É visível que nossa democracia está fragilizada por
causa da corrupção, da desmoralização dos partidos tradicionais, do uso de
“pacotes” elaborado conforme os interesses do momento, do elevado custo de
campanhas, transformadas em batalhas de marqueteiros e advogados, e do
financiamento corruptor destas campanhas milionárias.
Outro fato que demonstra esta fragilidade é o
controle do Legislativo pelo Executivo e a insólita disputa entre Legislativo e
Judiciário.
É visível o risco da perda do controle da inflação.
Uma das conquistas da democracia foi o Plano Real, adotado por unanimidade
pelas lideranças políticas nacionais e todos os governos dede 1994.
Agora, elas parecem abandonar esta grande
conquista. E o povo parece manter-se letárgico, sem despertar para o risco do
monstro da inflação e suas consequências desestabilizadoras de todas as
políticas, especialmente as sociais e econômicas.

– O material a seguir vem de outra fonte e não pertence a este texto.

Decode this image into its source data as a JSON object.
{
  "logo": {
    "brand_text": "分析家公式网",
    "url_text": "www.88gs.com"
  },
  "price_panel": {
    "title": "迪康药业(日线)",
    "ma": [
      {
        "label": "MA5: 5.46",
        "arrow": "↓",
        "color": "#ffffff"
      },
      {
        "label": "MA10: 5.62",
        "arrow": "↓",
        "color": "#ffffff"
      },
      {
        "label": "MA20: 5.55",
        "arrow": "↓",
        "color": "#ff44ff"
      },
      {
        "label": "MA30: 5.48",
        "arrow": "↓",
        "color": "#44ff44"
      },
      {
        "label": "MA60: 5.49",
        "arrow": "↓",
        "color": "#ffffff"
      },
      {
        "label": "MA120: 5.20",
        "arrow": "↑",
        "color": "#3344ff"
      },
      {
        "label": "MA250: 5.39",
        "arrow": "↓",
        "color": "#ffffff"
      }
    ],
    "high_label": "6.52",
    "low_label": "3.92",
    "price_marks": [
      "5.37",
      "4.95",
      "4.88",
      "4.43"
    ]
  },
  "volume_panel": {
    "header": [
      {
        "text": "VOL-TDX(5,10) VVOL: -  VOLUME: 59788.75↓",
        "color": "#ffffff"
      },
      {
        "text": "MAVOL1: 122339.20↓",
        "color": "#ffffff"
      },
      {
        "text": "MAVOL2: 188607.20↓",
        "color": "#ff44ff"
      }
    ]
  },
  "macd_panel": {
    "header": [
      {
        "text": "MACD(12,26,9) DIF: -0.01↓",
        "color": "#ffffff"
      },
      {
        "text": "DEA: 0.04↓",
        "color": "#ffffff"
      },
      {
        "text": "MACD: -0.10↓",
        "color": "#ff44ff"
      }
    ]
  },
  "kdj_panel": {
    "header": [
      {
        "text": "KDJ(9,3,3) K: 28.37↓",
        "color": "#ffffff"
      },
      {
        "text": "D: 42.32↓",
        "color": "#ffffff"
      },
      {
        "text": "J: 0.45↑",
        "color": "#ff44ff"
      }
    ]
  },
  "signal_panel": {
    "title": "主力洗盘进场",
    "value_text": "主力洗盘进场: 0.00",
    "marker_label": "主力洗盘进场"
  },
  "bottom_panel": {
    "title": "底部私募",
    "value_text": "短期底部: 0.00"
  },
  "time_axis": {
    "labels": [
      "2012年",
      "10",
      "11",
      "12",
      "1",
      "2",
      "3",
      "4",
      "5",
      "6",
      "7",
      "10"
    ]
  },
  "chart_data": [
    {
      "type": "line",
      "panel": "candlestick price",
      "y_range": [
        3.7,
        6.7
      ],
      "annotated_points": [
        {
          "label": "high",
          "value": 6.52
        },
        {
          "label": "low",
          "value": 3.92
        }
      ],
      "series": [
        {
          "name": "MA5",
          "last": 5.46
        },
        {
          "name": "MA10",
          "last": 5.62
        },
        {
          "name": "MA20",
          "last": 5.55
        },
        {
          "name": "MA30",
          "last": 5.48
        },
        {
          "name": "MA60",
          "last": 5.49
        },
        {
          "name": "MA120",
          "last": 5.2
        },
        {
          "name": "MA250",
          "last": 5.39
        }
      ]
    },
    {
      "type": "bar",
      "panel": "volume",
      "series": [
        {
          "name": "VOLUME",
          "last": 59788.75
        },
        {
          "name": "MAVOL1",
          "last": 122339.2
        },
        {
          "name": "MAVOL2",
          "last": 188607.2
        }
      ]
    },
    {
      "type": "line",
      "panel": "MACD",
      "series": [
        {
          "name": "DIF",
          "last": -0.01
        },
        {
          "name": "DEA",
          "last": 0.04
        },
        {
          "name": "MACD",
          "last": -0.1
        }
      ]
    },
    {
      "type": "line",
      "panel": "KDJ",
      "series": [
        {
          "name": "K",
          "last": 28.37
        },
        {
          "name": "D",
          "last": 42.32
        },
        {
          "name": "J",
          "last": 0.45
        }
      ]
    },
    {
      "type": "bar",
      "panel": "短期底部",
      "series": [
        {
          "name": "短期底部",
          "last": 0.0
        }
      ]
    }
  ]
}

Também estamos letárgicos diante da desmoralização
de outra grande conquista da democracia: a transferência de renda. Estamos
letárgicos também diante do risco do aumento real do salário mínimo, agora
ameaçados pela volta da inflação e pelo risco de que sirva como indutor de mais
inflação.
Estamos letárgicos diante da aceitação de bolsas
como instrumentos permanentes sem compromisso com a abolição da pobreza. Os
brasileiros, especialmente os beneficiários das bolsas, ainda não se
despertaram para um tempo em que se livrarão delas.

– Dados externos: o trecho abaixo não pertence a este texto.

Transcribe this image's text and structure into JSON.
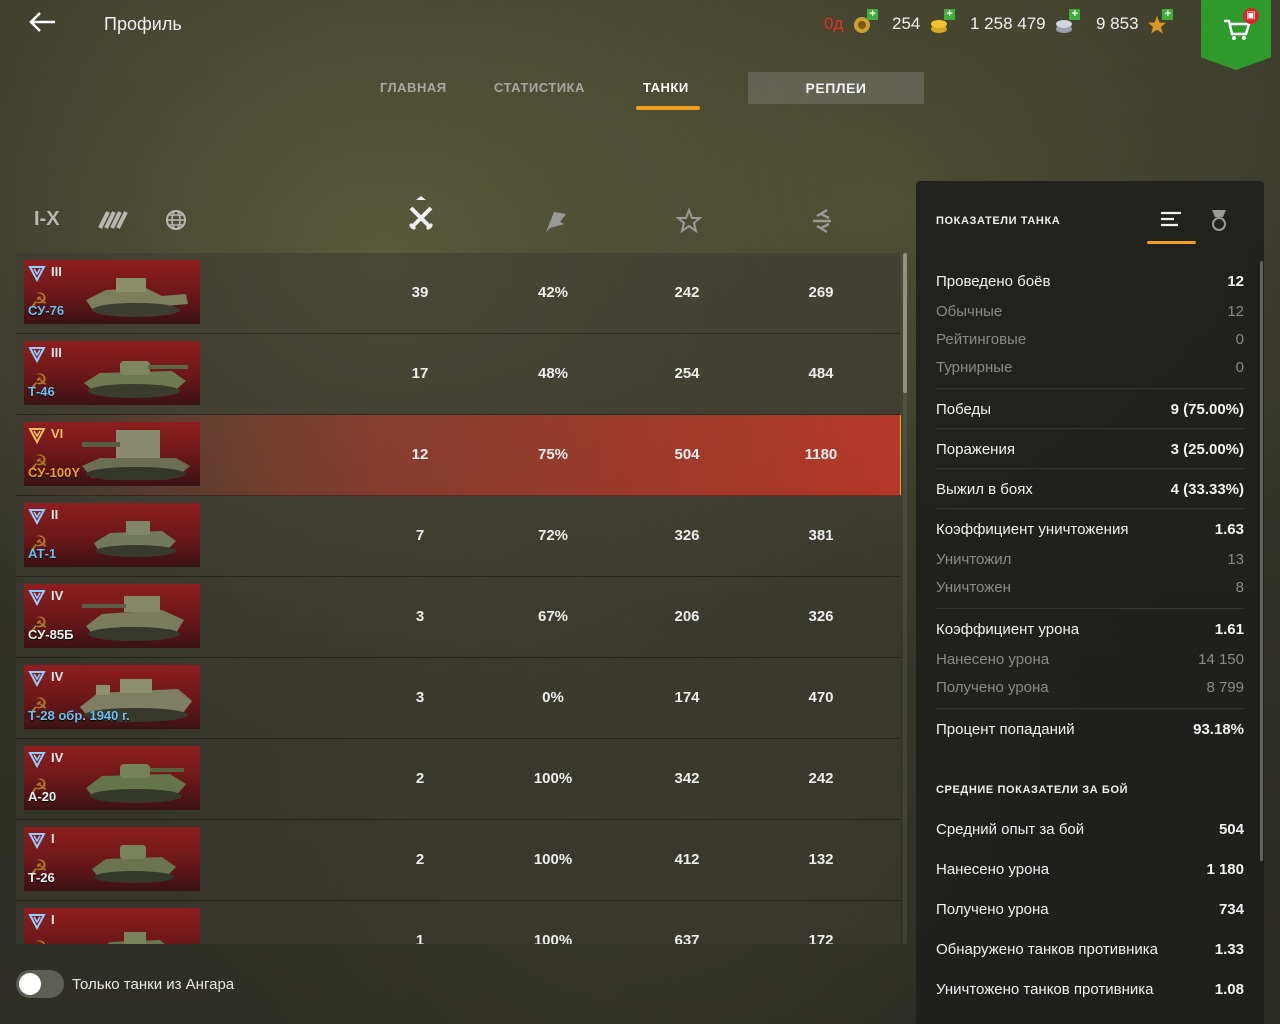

E as lideranças políticas, especialmente as que se
consideram de esquerda, parecem considerar que o Brasil já fez sua revolução,
ao distribuir um mínimo de sua imensa renda para os pobres, mesmo mantendo o
modelo social e econômico concentrador.
É preciso despertar para a necessidade de que
qualquer brasileiro e sua família estejam independentes da necessidade de
bolsa.
Nosso povo e líderes também estão letárgicos diante
do claro atraso da nossa economia que, mesmo quando cresce, faz como há cinco
séculos, por meio da exportação de commodities, e há 60 anos por intermédio da
produção industrial de bens sem conteúdo cientifico e tecnológico. É preciso
despertar para o fato de estarmos aceitando no século XXI uma economia de
meados do século XX.
A letargia fica mais grave porque as eleições
presidenciais são o momento de despertar, mas até agora não se vê qualquer dos
candidatos com propostas que permitam reorientar o país.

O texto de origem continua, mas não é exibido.